The Senate’s top Republican is pushing to pass a budget proposal for fiscal 2010 in the next few days — even without the buy-in of the House or the Governor’s Office.
Senate President Bob Burns told members of his caucus that now is the time to vote on the budget.
Lawmakers are running out of time, he said. The state Constitution requires the Legislature to pass a budget before July 1, when the next fiscal year begins.
This urgency was echoed by Sen. Russell Pearce, the chairman of the Appropriations Committee.
“Let’s give her a budget and see if she’ll sign it,” he said.

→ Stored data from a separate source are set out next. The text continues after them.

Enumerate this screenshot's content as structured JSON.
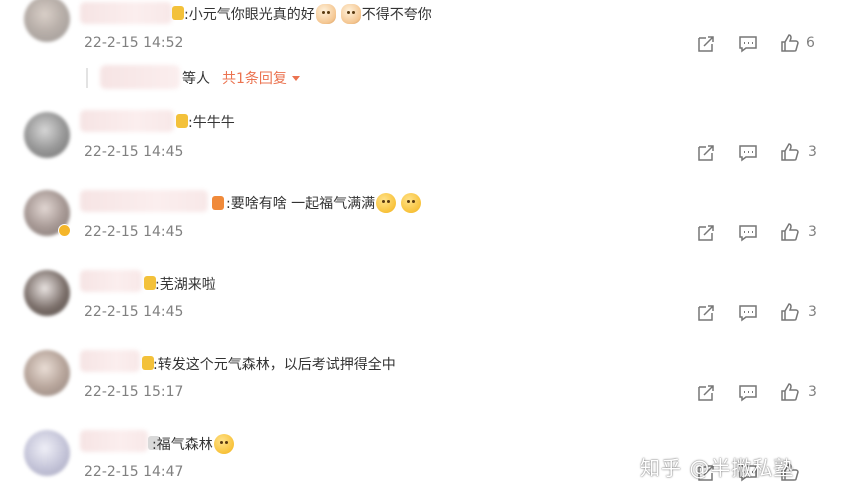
{
  "comments": [
    {
      "text": ":小元气你眼光真的好",
      "text_after": "不得不夸你",
      "time": "22-2-15 14:52",
      "likes": "6",
      "emojis": [
        "cat-face-emoji",
        "cat-face-emoji"
      ]
    },
    {
      "text": ":牛牛牛",
      "time": "22-2-15 14:45",
      "likes": "3"
    },
    {
      "text": ":要啥有啥 一起福气满满",
      "time": "22-2-15 14:45",
      "likes": "3",
      "emojis": [
        "surprised-face-emoji",
        "surprised-face-emoji"
      ]
    },
    {
      "text": ":芜湖来啦",
      "time": "22-2-15 14:45",
      "likes": "3"
    },
    {
      "text": ":转发这个元气森林，以后考试押得全中",
      "time": "22-2-15 15:17",
      "likes": "3"
    },
    {
      "text": ":福气森林",
      "time": "22-2-15 14:47",
      "likes": "",
      "emojis": [
        "smile-face-emoji"
      ]
    }
  ],
  "reply_summary": {
    "others_label": "等人",
    "count_link": "共1条回复"
  },
  "watermark": "知乎 @半撇私塾",
  "colors": {
    "accent": "#eb7350",
    "timestamp": "#808080",
    "text": "#333333"
  },
  "icons": {
    "forward": "share-arrow-icon",
    "comment": "comment-bubble-icon",
    "like": "thumbs-up-icon"
  }
}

Arizona faces a deficit estimated at $3 billion, one of the highest in the nation relative to total annual revenue.
During a caucus meeting on May 27, Sen. Barbara Leff, a Republican from Paradise Valley, asked whether leadership is planning to pass a budget that Gov. Jan Brewer will sign or if they even planned to work with her before acting.

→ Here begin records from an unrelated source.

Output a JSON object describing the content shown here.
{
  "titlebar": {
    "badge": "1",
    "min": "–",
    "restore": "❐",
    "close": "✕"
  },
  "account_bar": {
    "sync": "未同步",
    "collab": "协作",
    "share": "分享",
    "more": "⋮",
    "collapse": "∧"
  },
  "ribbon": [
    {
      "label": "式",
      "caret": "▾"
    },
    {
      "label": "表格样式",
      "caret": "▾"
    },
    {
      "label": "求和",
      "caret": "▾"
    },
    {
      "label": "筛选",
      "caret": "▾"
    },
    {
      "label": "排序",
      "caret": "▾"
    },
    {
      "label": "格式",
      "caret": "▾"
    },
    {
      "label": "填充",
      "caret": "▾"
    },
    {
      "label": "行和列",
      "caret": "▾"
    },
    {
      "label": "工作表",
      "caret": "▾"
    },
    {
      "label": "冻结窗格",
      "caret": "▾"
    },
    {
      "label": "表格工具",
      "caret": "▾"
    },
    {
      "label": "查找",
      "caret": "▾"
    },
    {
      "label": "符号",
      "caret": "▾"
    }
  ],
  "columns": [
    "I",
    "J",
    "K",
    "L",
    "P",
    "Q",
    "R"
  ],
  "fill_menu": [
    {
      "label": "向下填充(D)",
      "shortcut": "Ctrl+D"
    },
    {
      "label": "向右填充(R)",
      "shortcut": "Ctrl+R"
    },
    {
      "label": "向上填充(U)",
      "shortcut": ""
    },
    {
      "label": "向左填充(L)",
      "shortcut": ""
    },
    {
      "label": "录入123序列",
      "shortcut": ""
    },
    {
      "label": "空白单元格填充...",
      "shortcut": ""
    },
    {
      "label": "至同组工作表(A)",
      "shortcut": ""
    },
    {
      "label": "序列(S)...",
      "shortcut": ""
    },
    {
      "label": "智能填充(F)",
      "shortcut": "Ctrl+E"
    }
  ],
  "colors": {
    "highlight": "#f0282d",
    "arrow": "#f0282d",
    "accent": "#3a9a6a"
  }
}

Burns said he would like to work with the governor, but said he wouldn’t make her approval of the plan a requirement to move forward.
“If we can’t seem to come to an agreement, maybe we need to push the envelope,” he said.

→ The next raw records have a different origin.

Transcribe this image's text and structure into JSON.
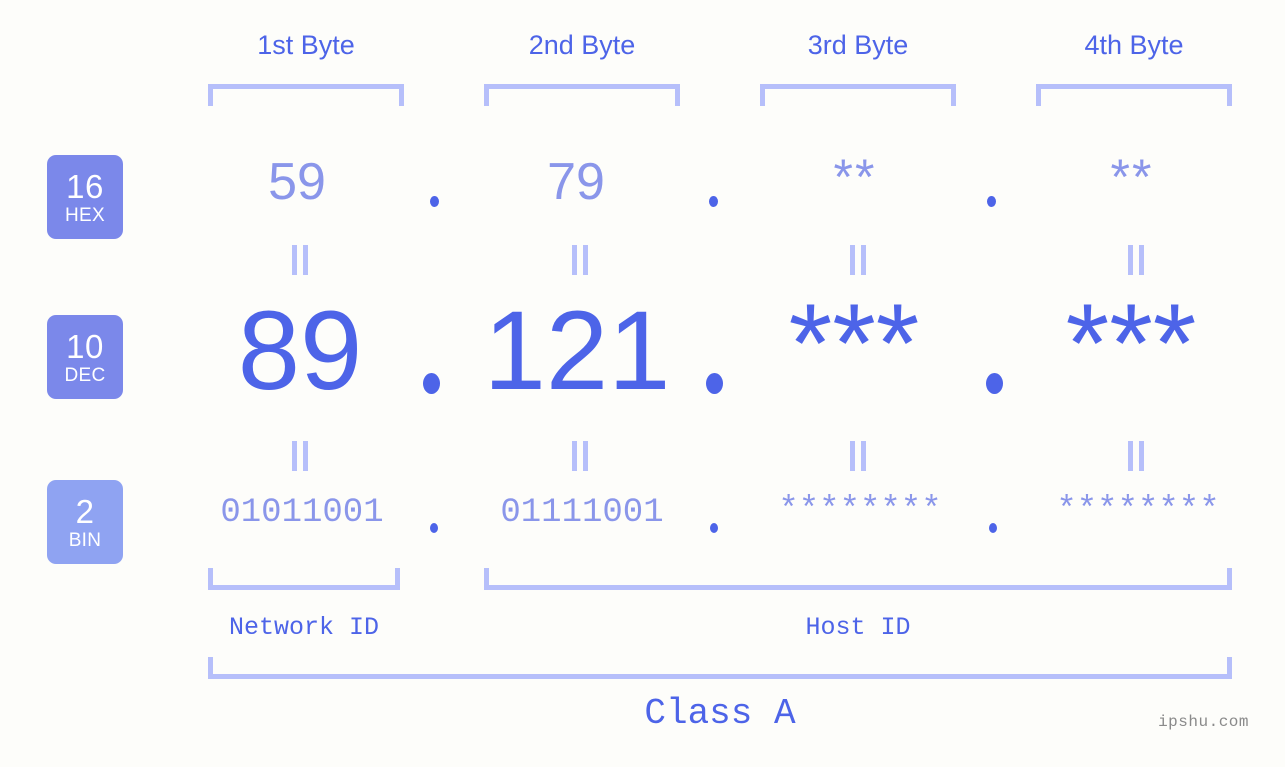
{
  "background_color": "#fdfdfa",
  "accent_color": "#4d64e8",
  "accent_light_color": "#8a96ea",
  "bracket_color": "#b6bffa",
  "byte_headers": [
    {
      "label": "1st Byte"
    },
    {
      "label": "2nd Byte"
    },
    {
      "label": "3rd Byte"
    },
    {
      "label": "4th Byte"
    }
  ],
  "radix_badges": [
    {
      "number": "16",
      "name": "HEX",
      "color": "#7b88ea"
    },
    {
      "number": "10",
      "name": "DEC",
      "color": "#7b88ea"
    },
    {
      "number": "2",
      "name": "BIN",
      "color": "#8fa3f2"
    }
  ],
  "rows": {
    "hex": {
      "values": [
        "59",
        "79",
        "**",
        "**"
      ],
      "separator": "."
    },
    "dec": {
      "values": [
        "89",
        "121",
        "***",
        "***"
      ],
      "separator": "."
    },
    "bin": {
      "values": [
        "01011001",
        "01111001",
        "********",
        "********"
      ],
      "separator": "."
    }
  },
  "equality_symbol": "=",
  "id_labels": {
    "network": "Network ID",
    "host": "Host ID"
  },
  "class_label": "Class A",
  "watermark": "ipshu.com"
}
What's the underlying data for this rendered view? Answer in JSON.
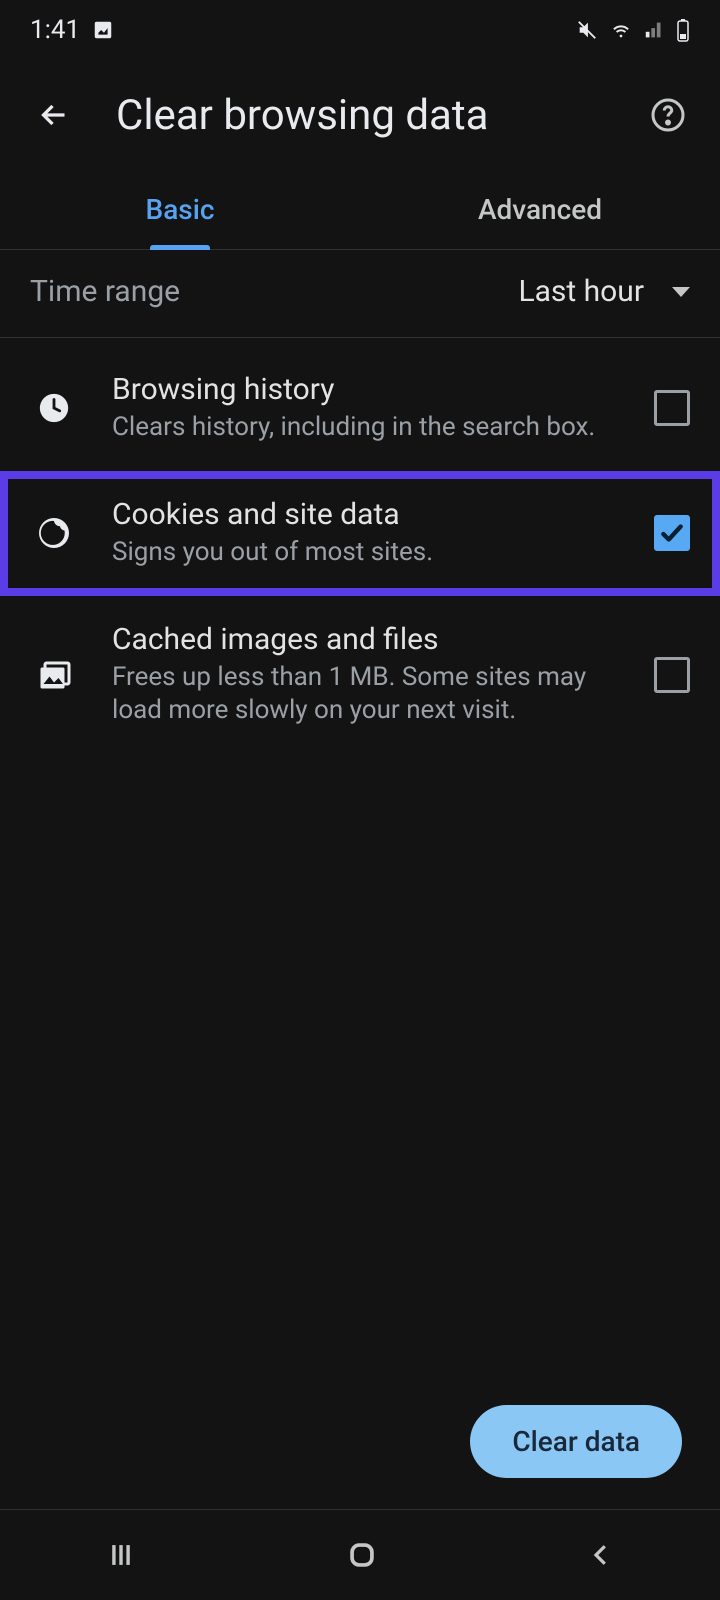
{
  "status": {
    "time": "1:41"
  },
  "header": {
    "title": "Clear browsing data"
  },
  "tabs": {
    "basic": "Basic",
    "advanced": "Advanced",
    "active": "basic"
  },
  "time_range": {
    "label": "Time range",
    "value": "Last hour"
  },
  "items": [
    {
      "title": "Browsing history",
      "sub": "Clears history, including in the search box.",
      "checked": false,
      "highlight": false
    },
    {
      "title": "Cookies and site data",
      "sub": "Signs you out of most sites.",
      "checked": true,
      "highlight": true
    },
    {
      "title": "Cached images and files",
      "sub": "Frees up less than 1 MB. Some sites may load more slowly on your next visit.",
      "checked": false,
      "highlight": false
    }
  ],
  "clear_button": "Clear data"
}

The same goes if Senate Republicans are able to come to a consensus and the House isn’t, or if Republicans in that chamber support different budget options.
“I think if push comes to shove, I think we ought to push a budget out of the Senate to the House if that has to be done,” Burns said.
Burns’ plan is to hold small-group meetings with members for final review of the budget proposal that has passed out of the Senate Appropriations Committee. The packet of bills excludes a tax increase and repeals a $250 million state equalization property tax.
Leff wanted to know if there would still be wiggle room in the budget when leadership meets with members. She said she and several of her colleagues ended up having essentially no say on the budget draft that was crafted by the two chambers’ leadership teams earlier this month.
Burns said he hopes the wiggle room will grow “smaller and smaller until it disappears.” He emphasized it would be an ugly budget. They may even have to come back to fix it in special session, he said.
Burns told reporters he believes they are within “a few days” to getting a budget out “if we can just get people to vote (for it).”
The House, meanwhile, is not pushing as aggressive a schedule, said House Majority Leader John McComish.
“We’re working on it, but we’re not ready to make that statement,” he said.